A conferência no CBMEDE 2022 foi iniciada com o seguinte alerta que observamos na prática clínica: “planeje não intubar”. É importante pensar em evitar ao máximo a intubação, pois o paciente piora depois.
O que eu preciso fazer para não intubar esse perfil de paciente?
Na maioria das vezes, é a agudização da asma por algum fator desencadeante clássico. No entanto, não deixe passar outras causas. Podem ter outros diagnósticos que mimetizam asma. Pense em outros diagnósticos diferenciais como: anafilaxia, TEP, pneumonia ou obstrução de via aérea alta.
Busque por sinais de gravidade
- IOT ou VM prévia;
- Internação em um ano;
- Uso de corticoide EV;
- Má adesão ao tratamento;
- > um frasco de beta2 por mês.
- Hipoxemia;
- Posição de tripé com ausculta silenciosa do tórax;
- Respiração paradoxal.
Caso identifique sinais de gravidade, trate de forma agressiva. Considere o uso de Beta 2 agonista inalatório, Brometo de ipratrópio, corticoide sistêmico e sulfato de magnésio.
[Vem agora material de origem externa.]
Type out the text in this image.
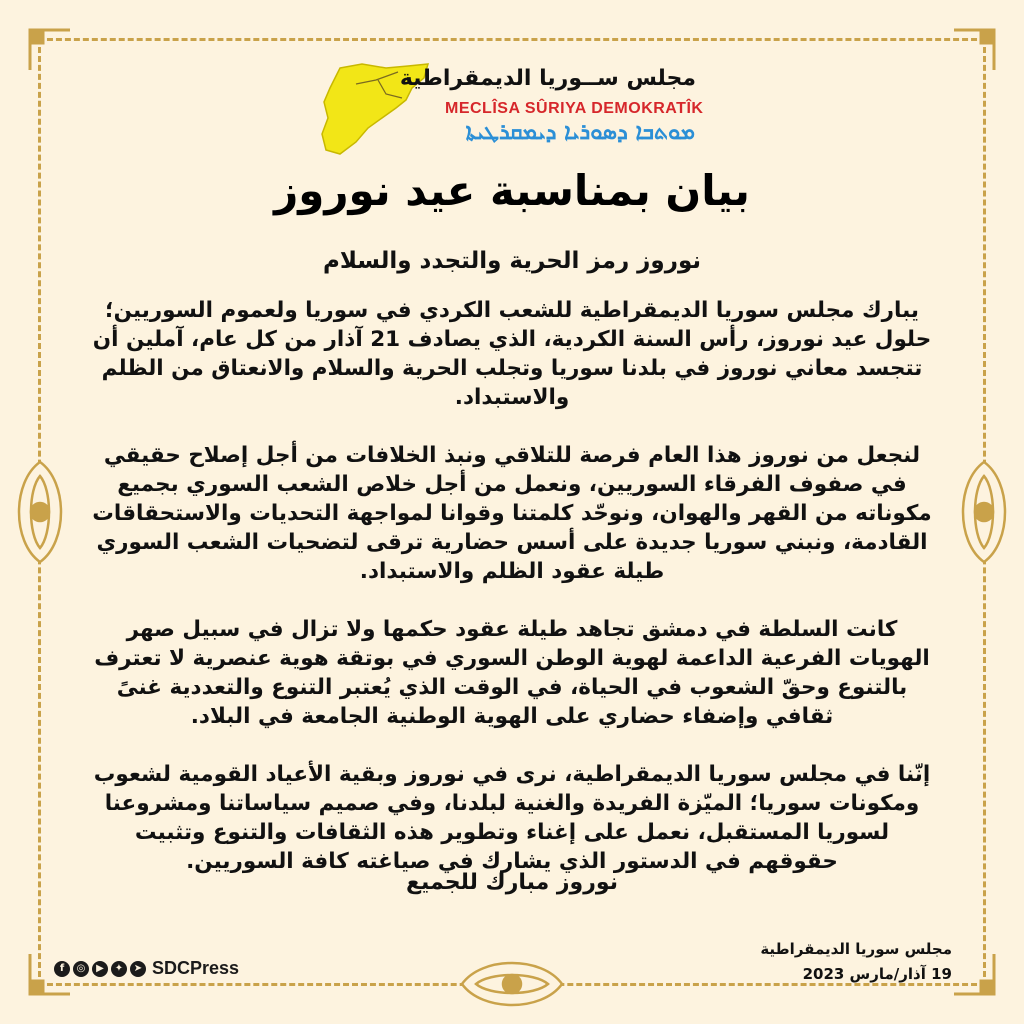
مجلس ســوريا الديمقراطية
MECLÎSA SÛRIYA DEMOKRATÎK
ܡܘܬܒܐ ܕܣܘܪܝܐ ܕܝܡܩܪܛܝܬܐ
بيان بمناسبة عيد نوروز
نوروز رمز الحرية والتجدد والسلام

يبارك مجلس سوريا الديمقراطية للشعب الكردي في سوريا ولعموم السوريين؛ حلول عيد نوروز، رأس السنة الكردية، الذي يصادف 21 آذار من كل عام، آملين أن تتجسد معاني نوروز في بلدنا سوريا وتجلب الحرية والسلام والانعتاق من الظلم والاستبداد.

لنجعل من نوروز هذا العام فرصة للتلاقي ونبذ الخلافات من أجل إصلاح حقيقي في صفوف الفرقاء السوريين، ونعمل من أجل خلاص الشعب السوري بجميع مكوناته من القهر والهوان، ونوحّد كلمتنا وقوانا لمواجهة التحديات والاستحقاقات القادمة، ونبني سوريا جديدة على أسس حضارية ترقى لتضحيات الشعب السوري طيلة عقود الظلم والاستبداد.

كانت السلطة في دمشق تجاهد طيلة عقود حكمها ولا تزال في سبيل صهر الهويات الفرعية الداعمة لهوية الوطن السوري في بوتقة هوية عنصرية لا تعترف بالتنوع وحقّ الشعوب في الحياة، في الوقت الذي يُعتبر التنوع والتعددية غنىً ثقافي وإضفاء حضاري على الهوية الوطنية الجامعة في البلاد.

إنّنا في مجلس سوريا الديمقراطية، نرى في نوروز وبقية الأعياد القومية لشعوب ومكونات سوريا؛ الميّزة الفريدة والغنية لبلدنا، وفي صميم سياساتنا ومشروعنا لسوريا المستقبل، نعمل على إغناء وتطوير هذه الثقافات والتنوع وتثبيت حقوقهم في الدستور الذي يشارك في صياغته كافة السوريين.

نوروز مبارك للجميع
مجلس سوريا الديمقراطية
19 آذار/مارس 2023
f	◎	▶	✦	➤ SDCPress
Considere ainda nos casos refratários: beta 2 agonista parenteral, ketamina, VNI e até mesmo heliox.
No entanto, se for preciso intubar, atente-se para o momento ideal e mantenha as medidas anteriores. O emergencista está diante de uma via aérea fisiologicamente difícil com dessaturação rápida, hiperinsuflação, obstrução distal, hiperreatividade;
Método de intubação: Sequência Rápida de Intubação (SRI) x Sequência Prolongada de Intubação (SPI)
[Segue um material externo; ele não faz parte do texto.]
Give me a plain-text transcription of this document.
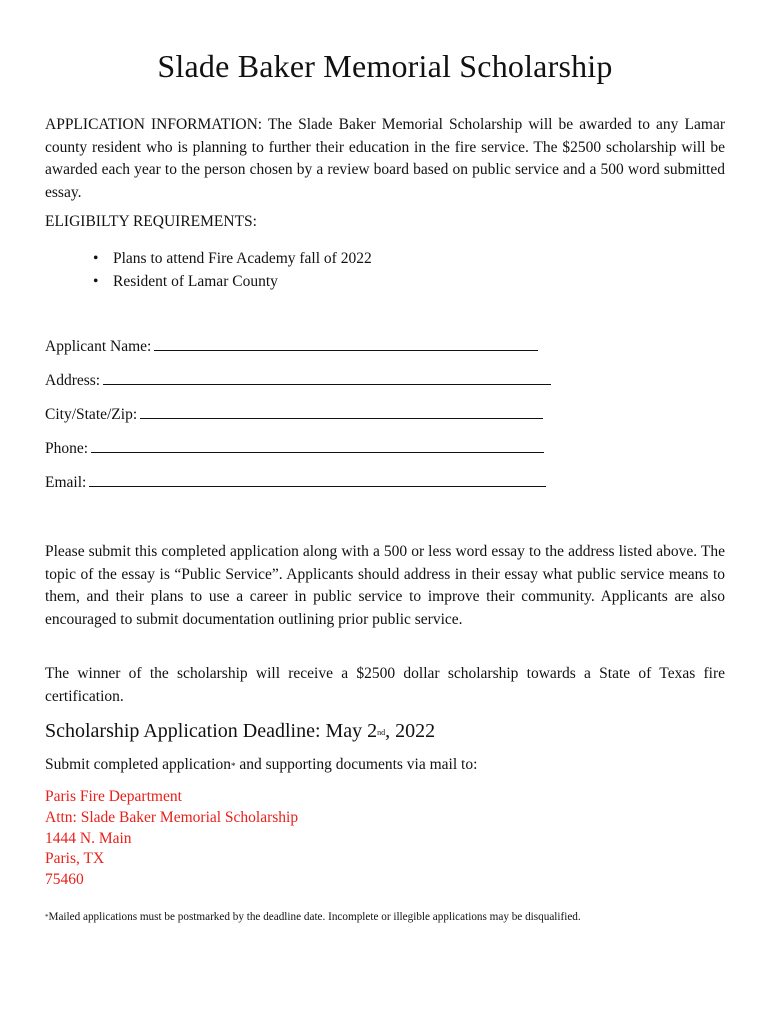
Slade Baker Memorial Scholarship

APPLICATION INFORMATION: The Slade Baker Memorial Scholarship will be awarded to any Lamar county resident who is planning to further their education in the fire service. The $2500 scholarship will be awarded each year to the person chosen by a review board based on public service and a 500 word submitted essay.

ELIGIBILTY REQUIREMENTS:

• Plans to attend Fire Academy fall of 2022
• Resident of Lamar County
Applicant Name:
Address:
City/State/Zip:
Phone:
Email:

Please submit this completed application along with a 500 or less word essay to the address listed above. The topic of the essay is “Public Service”. Applicants should address in their essay what public service means to them, and their plans to use a career in public service to improve their community. Applicants are also encouraged to submit documentation outlining prior public service.

The winner of the scholarship will receive a $2500 dollar scholarship towards a State of Texas fire certification.

Scholarship Application Deadline: May 2nd, 2022
Submit completed application* and supporting documents via mail to:
Paris Fire Department
Attn: Slade Baker Memorial Scholarship
1444 N. Main
Paris, TX
75460
*Mailed applications must be postmarked by the deadline date. Incomplete or illegible applications may be disqualified.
- SRI será a primeira escolha;
- SPI pode ajudar.
A doutora Nicole abordou ainda os passos para a intubação desse perfil de pacientes. Além dos pontos habituais de cuidados na sequência de intubação, ressaltou:
- Utilize tubos de maior calibre, no mínimo 8,0 – já espera-se maior resistência da via aérea, logo quanto maior o calibre, menor será a resistência associada ao tubo.
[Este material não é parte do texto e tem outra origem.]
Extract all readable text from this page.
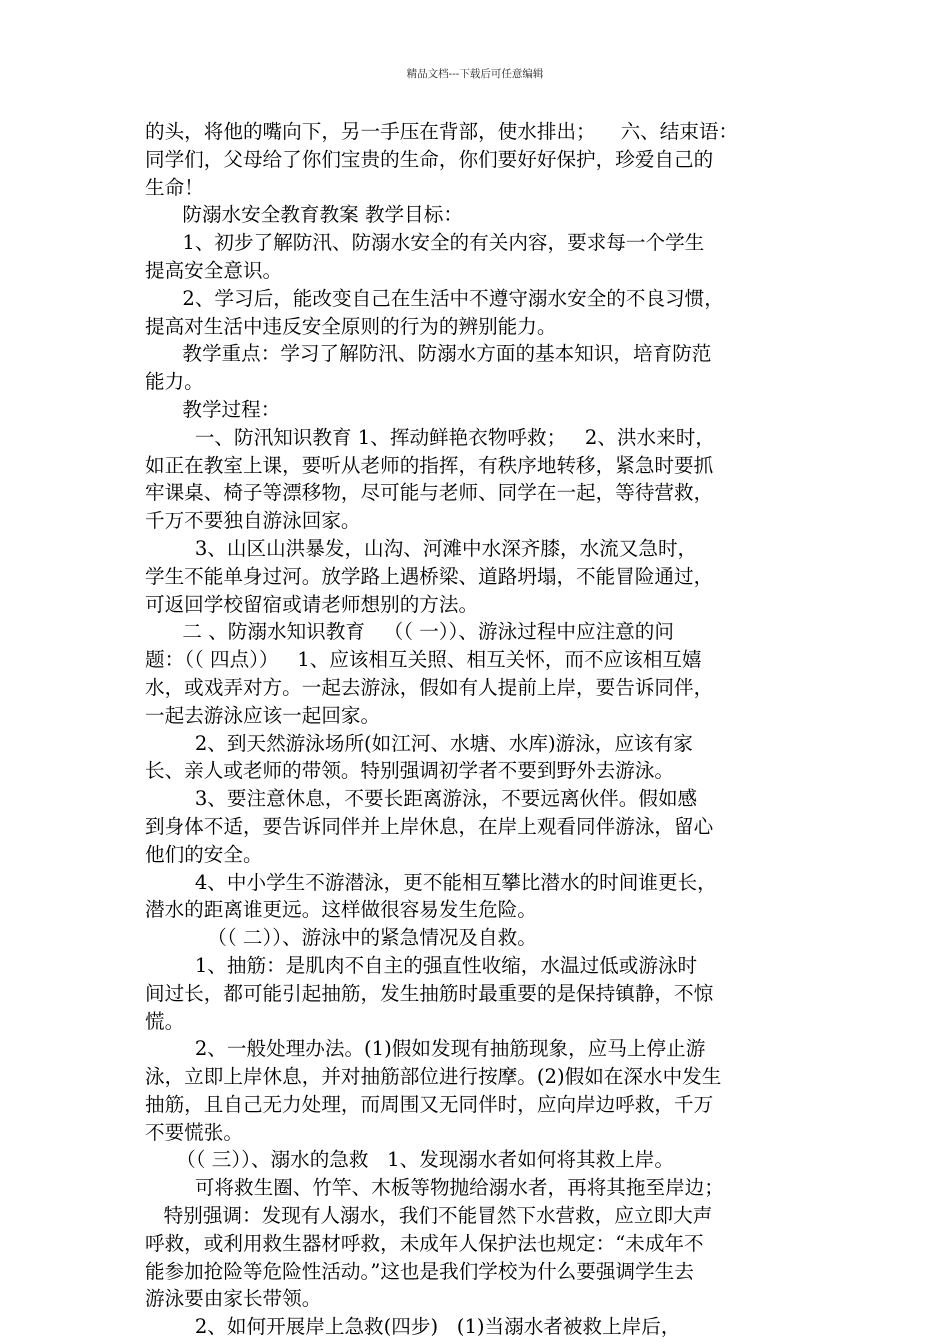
精品文档---下载后可任意编辑
的头，将他的嘴向下，另一手压在背部，使水排出；    六、结束语：
同学们，父母给了你们宝贵的生命，你们要好好保护，珍爱自己的
生命！
防溺水安全教育教案 教学目标：
1、初步了解防汛、防溺水安全的有关内容，要求每一个学生
提高安全意识。
2、学习后，能改变自己在生活中不遵守溺水安全的不良习惯，
提高对生活中违反安全原则的行为的辨别能力。
教学重点：学习了解防汛、防溺水方面的基本知识，培育防范
能力。
教学过程：
一、防汛知识教育 1、挥动鲜艳衣物呼救；   2、洪水来时，
如正在教室上课，要听从老师的指挥，有秩序地转移，紧急时要抓
牢课桌、椅子等漂移物，尽可能与老师、同学在一起，等待营救，
千万不要独自游泳回家。
3、山区山洪暴发，山沟、河滩中水深齐膝，水流又急时，
学生不能单身过河。放学路上遇桥梁、道路坍塌，不能冒险通过，
可返回学校留宿或请老师想别的方法。
二 、防溺水知识教育   （（ 一））、游泳过程中应注意的问
题：（（ 四点））   1、应该相互关照、相互关怀，而不应该相互嬉
水，或戏弄对方。一起去游泳，假如有人提前上岸，要告诉同伴，
一起去游泳应该一起回家。
2、到天然游泳场所(如江河、水塘、水库)游泳，应该有家
长、亲人或老师的带领。特别强调初学者不要到野外去游泳。
3、要注意休息，不要长距离游泳，不要远离伙伴。假如感
到身体不适，要告诉同伴并上岸休息，在岸上观看同伴游泳，留心
他们的安全。
4、中小学生不游潜泳，更不能相互攀比潜水的时间谁更长，
潜水的距离谁更远。这样做很容易发生危险。
（（ 二））、游泳中的紧急情况及自救。
1、抽筋：是肌肉不自主的强直性收缩，水温过低或游泳时
间过长，都可能引起抽筋，发生抽筋时最重要的是保持镇静，不惊
慌。
2、一般处理办法。(1)假如发现有抽筋现象，应马上停止游
泳，立即上岸休息，并对抽筋部位进行按摩。(2)假如在深水中发生
抽筋，且自己无力处理，而周围又无同伴时，应向岸边呼救，千万
不要慌张。
（（ 三））、溺水的急救   1、发现溺水者如何将其救上岸。
可将救生圈、竹竿、木板等物抛给溺水者，再将其拖至岸边；
特别强调：发现有人溺水，我们不能冒然下水营救，应立即大声
呼救，或利用救生器材呼救，未成年人保护法也规定：“未成年不
能参加抢险等危险性活动。”这也是我们学校为什么要强调学生去
游泳要由家长带领。
2、如何开展岸上急救(四步)   (1)当溺水者被救上岸后，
- Já deixe a sedação contínua pós-IOT pronta para ser iniciada na bomba de infusão;
- Cabeceira elevada durante a pré-oxigenação;
- Reanimação volêmica deve ser considerada, assim como vasopressores se necessário;
- Preferência por indutores com propriedades broncodilatadoras, como propofol e ketamina. Preferência pelo rocurônio pelo tempo mais prolongado de bloqueio no pós-IOT;
- Na avaliação pós-IOT, os objetivos devem ser minimizar pressões, deixar expirar e manter oxigenação.
Em relação à ventilação mecânica, podemos tolerar hipercapnia e em relação à Pressão de Pico é importante ficar atento ao seu alarme. É o único alarme que aborta o ciclo respiratório do paciente. Devemos subir seu limite nos momentos iniciais da ventilação, até estabilização.